Ezra could see it. He called t
he woman’s face up in his mind, and then thought of her thirty or forty years ago, before she needed any surgeries, when the red glow in her white cheeks was her and not makeup, when her breasts were pale natural globes men would give almost anything to have fall into their eager hands. She was dynamite. She got old. No matter what she did nothing could stop the march of time. The one thing she’d always known about herself, that she was a force of nature among men and could make them kneel to her, was gone. “You say that you saw how and when she would die,” he said to his strange visitor. “Why didn’t you do anything to stop it? You could have gone to her, stopped her from taking the drugs.
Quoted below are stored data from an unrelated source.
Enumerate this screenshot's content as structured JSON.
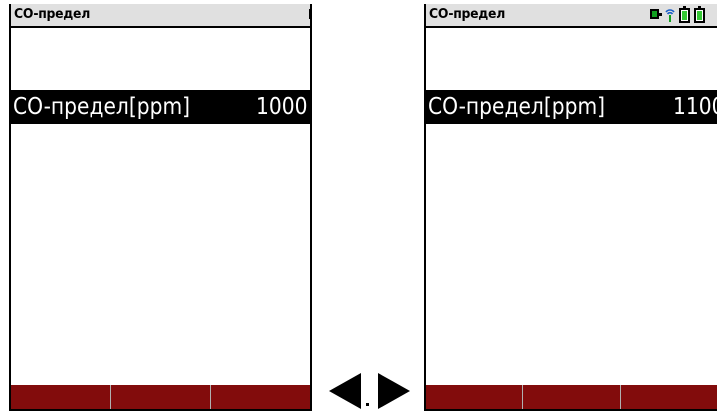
{
  "screens": [
    {
      "title": "CO-предел",
      "parameter": {
        "label": "CO-предел[ppm]",
        "value": "1000"
      },
      "softkeys": [
        "",
        "",
        ""
      ]
    },
    {
      "title": "CO-предел",
      "parameter": {
        "label": "CO-предел[ppm]",
        "value": "1100"
      },
      "softkeys": [
        "",
        "",
        ""
      ]
    }
  ],
  "status_icons": [
    "device-icon",
    "signal-icon",
    "battery-icon",
    "battery-icon"
  ],
  "navigation": [
    "left-arrow-icon",
    "right-arrow-icon"
  ],
  "colors": {
    "title_bar": "#e0e0e0",
    "selected_row": "#000000",
    "selected_text": "#ffffff",
    "softkey": "#820c0c",
    "battery": "#35c835",
    "device_icon": "#10a020"
  }
}
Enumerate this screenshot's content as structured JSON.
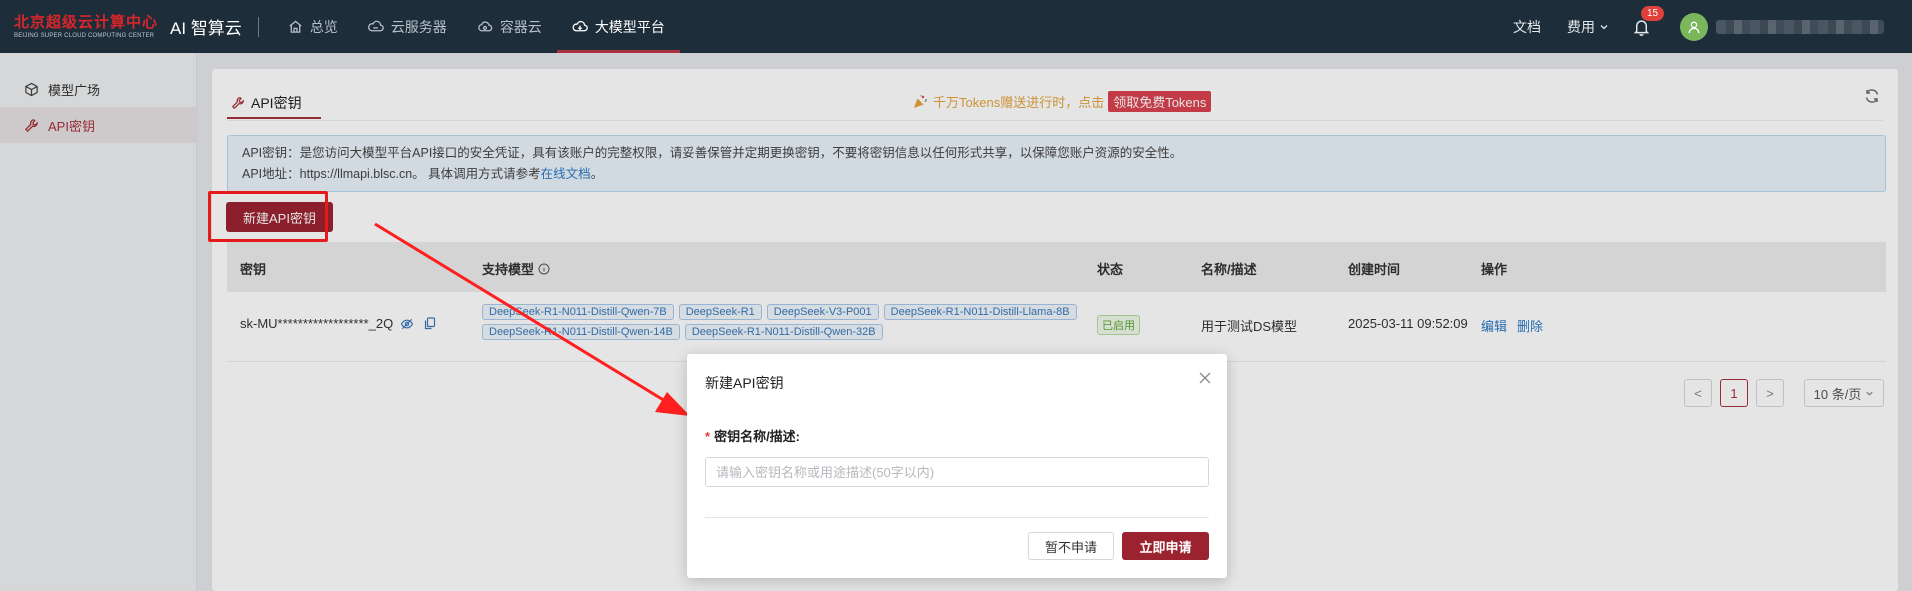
{
  "brand": {
    "logo_cn": "北京超级云计算中心",
    "logo_en": "BEIJING SUPER CLOUD COMPUTING CENTER",
    "app_title": "AI 智算云"
  },
  "nav": {
    "items": [
      {
        "label": "总览",
        "icon": "home-icon"
      },
      {
        "label": "云服务器",
        "icon": "server-icon"
      },
      {
        "label": "容器云",
        "icon": "cloud-icon"
      },
      {
        "label": "大模型平台",
        "icon": "cloud-model-icon",
        "active": true
      }
    ]
  },
  "topbar": {
    "docs_label": "文档",
    "billing_label": "费用",
    "notification_count": "15"
  },
  "sidebar": {
    "items": [
      {
        "label": "模型广场",
        "icon": "cube-icon"
      },
      {
        "label": "API密钥",
        "icon": "wrench-icon",
        "active": true
      }
    ]
  },
  "main": {
    "tab_label": "API密钥",
    "promo_text": "千万Tokens赠送进行时，点击",
    "promo_button": "领取免费Tokens",
    "notice_line1": "API密钥：是您访问大模型平台API接口的安全凭证，具有该账户的完整权限，请妥善保管并定期更换密钥，不要将密钥信息以任何形式共享，以保障您账户资源的安全性。",
    "notice_line2_prefix": "API地址：https://llmapi.blsc.cn。 具体调用方式请参考",
    "notice_link": "在线文档",
    "notice_line2_suffix": "。",
    "create_button": "新建API密钥"
  },
  "table": {
    "headers": {
      "key": "密钥",
      "models": "支持模型",
      "status": "状态",
      "desc": "名称/描述",
      "created": "创建时间",
      "ops": "操作"
    },
    "rows": [
      {
        "key": "sk-MU******************_2Q",
        "models": [
          "DeepSeek-R1-N011-Distill-Qwen-7B",
          "DeepSeek-R1",
          "DeepSeek-V3-P001",
          "DeepSeek-R1-N011-Distill-Llama-8B",
          "DeepSeek-R1-N011-Distill-Qwen-14B",
          "DeepSeek-R1-N011-Distill-Qwen-32B"
        ],
        "status": "已启用",
        "desc": "用于测试DS模型",
        "created": "2025-03-11 09:52:09",
        "edit": "编辑",
        "delete": "删除"
      }
    ]
  },
  "pagination": {
    "prev": "<",
    "current": "1",
    "next": ">",
    "page_size": "10 条/页"
  },
  "modal": {
    "title": "新建API密钥",
    "field_label": "密钥名称/描述:",
    "field_placeholder": "请输入密钥名称或用途描述(50字以内)",
    "field_value": "",
    "cancel_button": "暂不申请",
    "confirm_button": "立即申请"
  },
  "colors": {
    "brand_red": "#9b2330",
    "nav_bg": "#1e2d3a",
    "annotation_red": "#ff1f1f",
    "link_blue": "#2c78c6"
  }
}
You could have made an anonymous tip-”
But Evan was shaking his head; shaking his head and smiling- a sad, bittersweet expression. “Whatever powers there be in the world, Mister Beckitt,” he said, “whatever it is that allows me to see these things, it will not allow me to interfere with the deaths I’m shown. Believe me, I have tried. Something always gets in the way, you see- a broken down tram, a bad connection on the phone… one time, a big long-haul transport jackknifed in front of me and I almost died myself. I cannot save these people.”
“So, what?” Ezra said. His cigarette burned down between his fingers and he winced, crushing it in the ashtray on his coffee table and lighting a fresh one. This guy’s story had to be bullshit- had to be-, but it was interesting bullshit. “What’s the point of being able to see these people’s deaths if ya can’t do anything about it?”
“You don’t see?” Evan said. He looked genuinely surprised at the High Guard’s lack of vision. “I can do something about it. Not prevent the deaths themselves, no…but-”
“But you can protect the family,” Ezra said. It clicked into place in his head. “Yeah, okay. Missus Jensen’s family, they say no drugs. Won’t even hear about it. And you, you…what?”